The burnt city flashed in front of her eyes, ash people dancing in the wind, but she shook it off and swallowed her distress. Pushing further. The link gave way as if it were only a rusty door. The last bit of resistance disappeared. She stumbled inside, felt him looking up in surprise from a book of numbers. Sent him a little mental wave. Quickly, she thought and dove into his memory.
Years of sounds and images passed by her, too fast and jumbled to make out. She only slowed down when she recognised the little flat in Austin, if only by the painted-over windows. It was clean now. Chemically clean, with electronic equipment strewn about the place, and a small chemical set on a table in the corner. She delved further with lightning speed. Gabriel was overcoming his surprise, resisting her probe. Not much time left.
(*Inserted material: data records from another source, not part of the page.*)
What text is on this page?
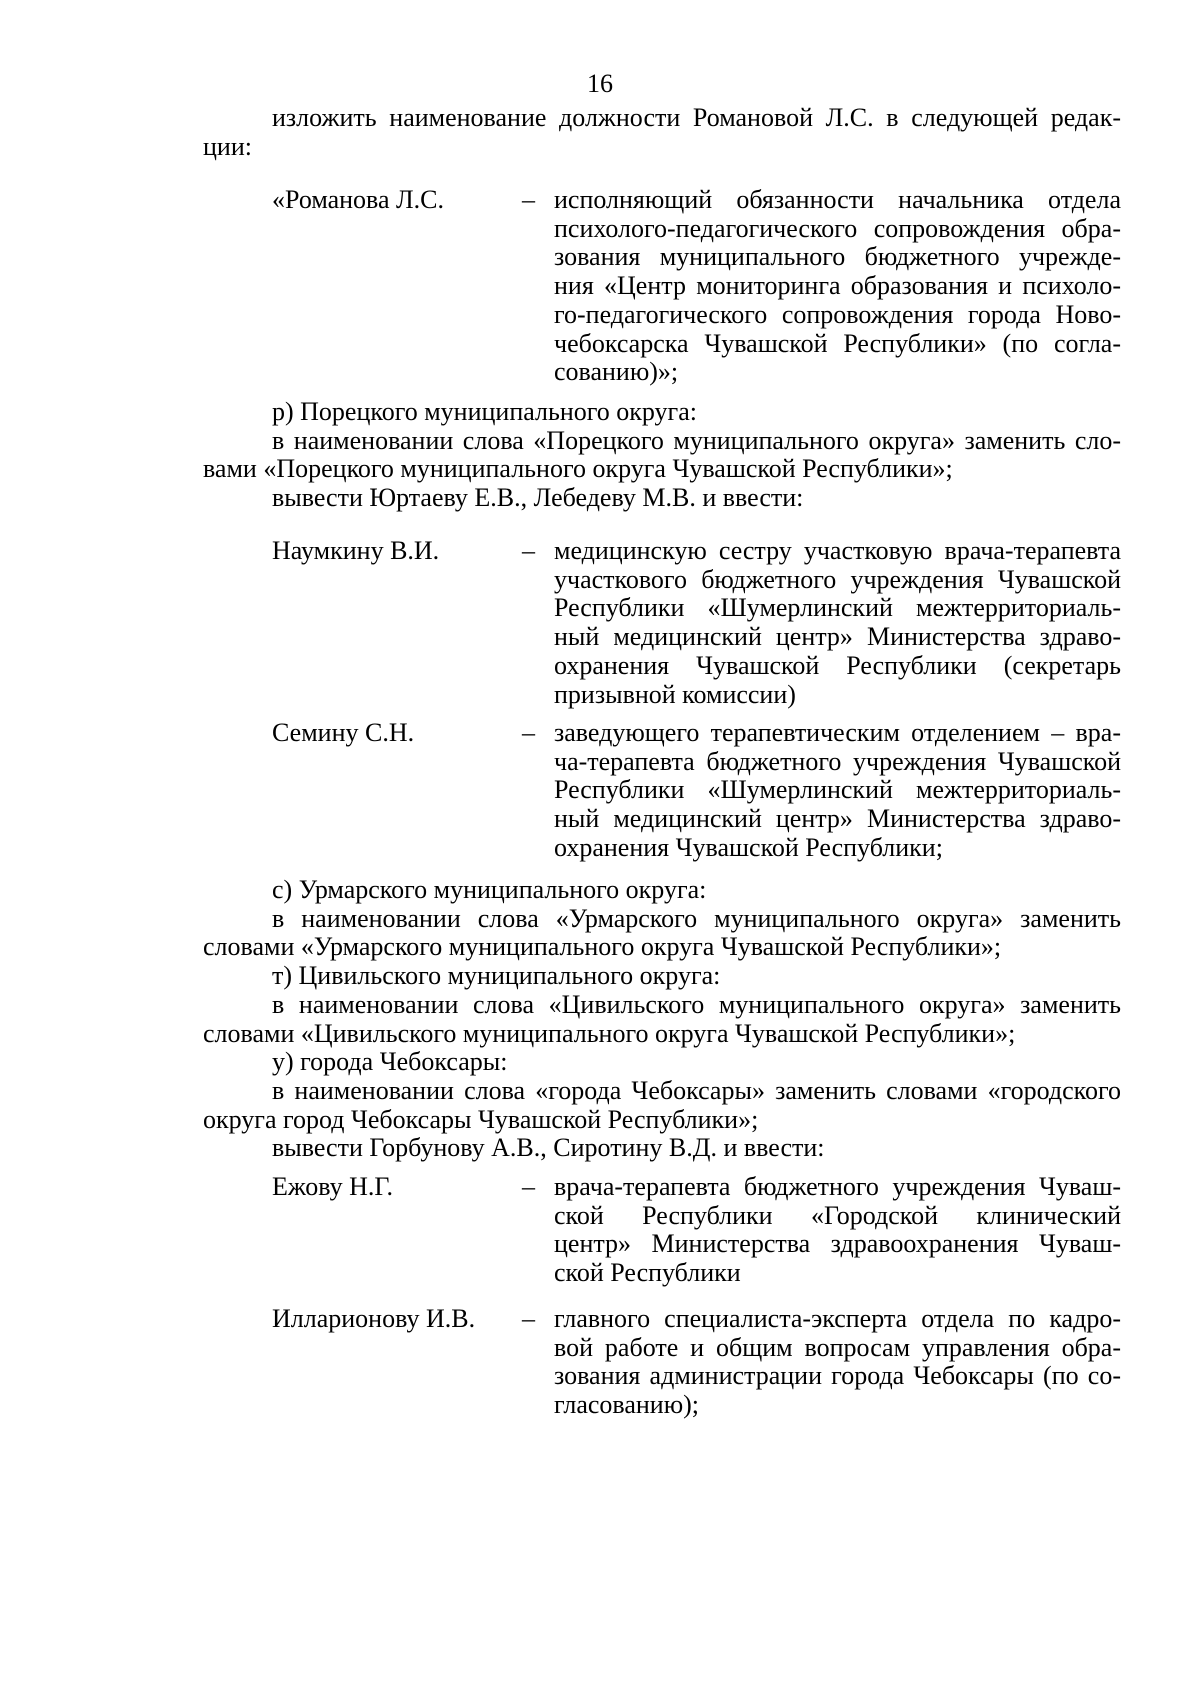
16
изложить наименование должности Романовой Л.С. в следующей редак-
ции:
«Романова Л.С.	– исполняющий обязанности начальника отдела
психолого-педагогического сопровождения обра-
зования муниципального бюджетного учрежде-
ния «Центр мониторинга образования и психоло-
го-педагогического сопровождения города Ново-
чебоксарска Чувашской Республики» (по согла-
сованию)»;
р) Порецкого муниципального округа:
в наименовании слова «Порецкого муниципального округа» заменить сло-
вами «Порецкого муниципального округа Чувашской Республики»;
вывести Юртаеву Е.В., Лебедеву М.В. и ввести:
Наумкину В.И.	– медицинскую сестру участковую врача-терапевта
участкового бюджетного учреждения Чувашской
Республики «Шумерлинский межтерриториаль-
ный медицинский центр» Министерства здраво-
охранения Чувашской Республики (секретарь
призывной комиссии)
Семину С.Н.	– заведующего терапевтическим отделением – вра-
ча-терапевта бюджетного учреждения Чувашской
Республики «Шумерлинский межтерриториаль-
ный медицинский центр» Министерства здраво-
охранения Чувашской Республики;
с) Урмарского муниципального округа:
в наименовании слова «Урмарского муниципального округа» заменить
словами «Урмарского муниципального округа Чувашской Республики»;
т) Цивильского муниципального округа:
в наименовании слова «Цивильского муниципального округа» заменить
словами «Цивильского муниципального округа Чувашской Республики»;
у) города Чебоксары:
в наименовании слова «города Чебоксары» заменить словами «городского
округа город Чебоксары Чувашской Республики»;
вывести Горбунову А.В., Сиротину В.Д. и ввести:
Ежову Н.Г.	– врача-терапевта бюджетного учреждения Чуваш-
ской Республики «Городской клинический
центр» Министерства здравоохранения Чуваш-
ской Республики
Илларионову И.В. – главного специалиста-эксперта отдела по кадро-
вой работе и общим вопросам управления обра-
зования администрации города Чебоксары (по со-
гласованию);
She watched him pop loose one of the floorboards, watched him hide a small plastic bag underneath making sure nobody else saw him. Then he quietly nailed the board back into place. Slight edge of nervousness in his jerky movements. Gina seized on the image, committed it to memory — and the next moment found herself ungraciously booted back to the real world with a splitting headache pounding between her ears.
Still, the headache didn’t diminish her sense of victory. She’d done it. Not quite sure what she’d done or how, but whatever it was, it had been done. The only thing she could make out from Gabriel now was a reproachful feeling of, Don’t try that again.
Getting up, she found the rotted floorboard, pulled it loose of its nails and grabbed the still-decaying bag. “Let’s go,” she told Bomber hurriedly. “He knows where we are now.”
“What? What the hell just happened?” he asked, following behind.
She smiled over her shoulder, hitting the stairs at a run, and gasped, “When I find out, I’ll let you know!”